Apesar da opinião pública parecer estar a favor dos cientistas, ela ainda é motivada por uma noção mais abstrata e intimidante do que é a ciência. Além disso, o reconhecimento dos benefícios científicos é mais facilmente apontado quando se trata de uma dimensão coletiva. Os frutos do desenvolvimento científico são muito mais difíceis de se destacar na vida individual dos cidadãos: dois em cada três brasileiros não acha que ciência faz tanta diferença assim no cotidiano. Parte da culpa por esse fenômeno recai sobre a própria comunidade acadêmica que, ao priorizar o diálogo com os restritos espaços das universidades, fóruns e simpósios, cria uma barreira — sobretudo física — que impede a troca de experiências entre entidades científicas e a sociedade na qual estão inseridas.

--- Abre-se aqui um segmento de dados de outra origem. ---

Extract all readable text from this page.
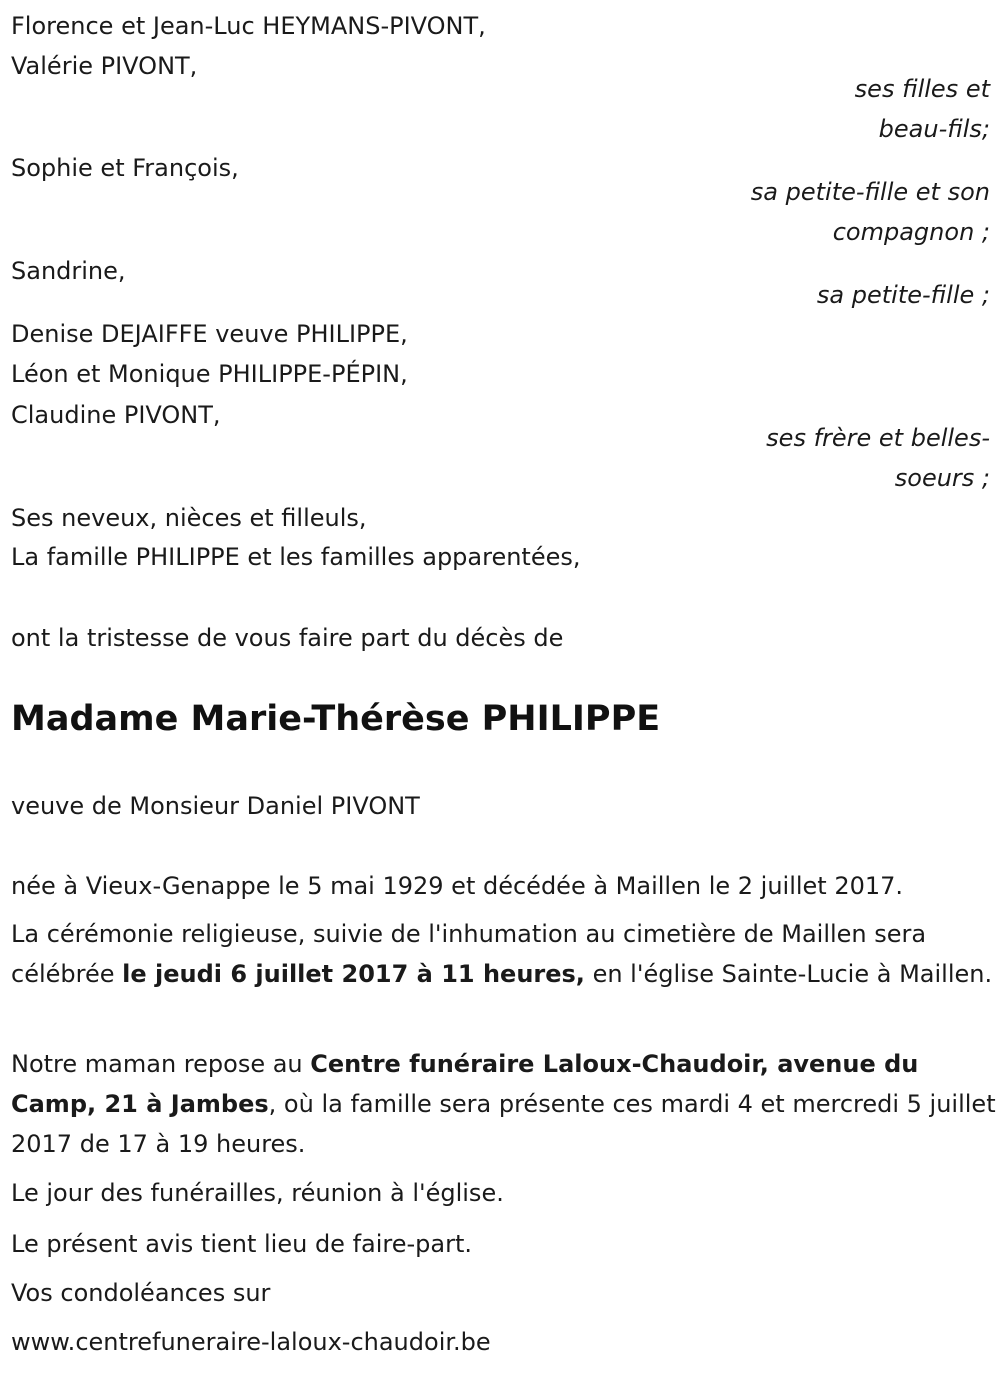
Florence et Jean-Luc HEYMANS-PIVONT,
Valérie PIVONT,
ses filles et
beau-fils;
Sophie et François,
sa petite-fille et son
compagnon ;
Sandrine,
sa petite-fille ;
Denise DEJAIFFE veuve PHILIPPE,
Léon et Monique PHILIPPE-PÉPIN,
Claudine PIVONT,
ses frère et belles-
soeurs ;
Ses neveux, nièces et filleuls,
La famille PHILIPPE et les familles apparentées,
ont la tristesse de vous faire part du décès de
Madame Marie-Thérèse PHILIPPE
veuve de Monsieur Daniel PIVONT
née à Vieux-Genappe le 5 mai 1929 et décédée à Maillen le 2 juillet 2017.
La cérémonie religieuse, suivie de l'inhumation au cimetière de Maillen sera célébrée le jeudi 6 juillet 2017 à 11 heures, en l'église Sainte-Lucie à Maillen.
Notre maman repose au Centre funéraire Laloux-Chaudoir, avenue du Camp, 21 à Jambes, où la famille sera présente ces mardi 4 et mercredi 5 juillet 2017 de 17 à 19 heures.
Le jour des funérailles, réunion à l'église.
Le présent avis tient lieu de faire-part.
Vos condoléances sur
www.centrefuneraire-laloux-chaudoir.be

Esforços no sentido de amenizar esse problema têm sido notáveis, entretanto. O número de programas de incentivo à divulgação científica tem crescido expressivamente, principalmente por conta do contexto político e econômico atual. Iniciativas como Pint Of Science e o Science Slam, eventos que incentivam pesquisadores a usarem uma linguagem menos acadêmica e tirar a pesquisa dos laboratórios, são exemplos de como a ciência pode se beneficiar com a abertura do diálogo com sociedade. Essas atividades criam espaços públicos de discussões que têm o potencial de mobilizar a população e transformar discursos em políticas públicas com resultados notáveis.
Para sobreviver, a ciência vai precisar a aprender a conversar.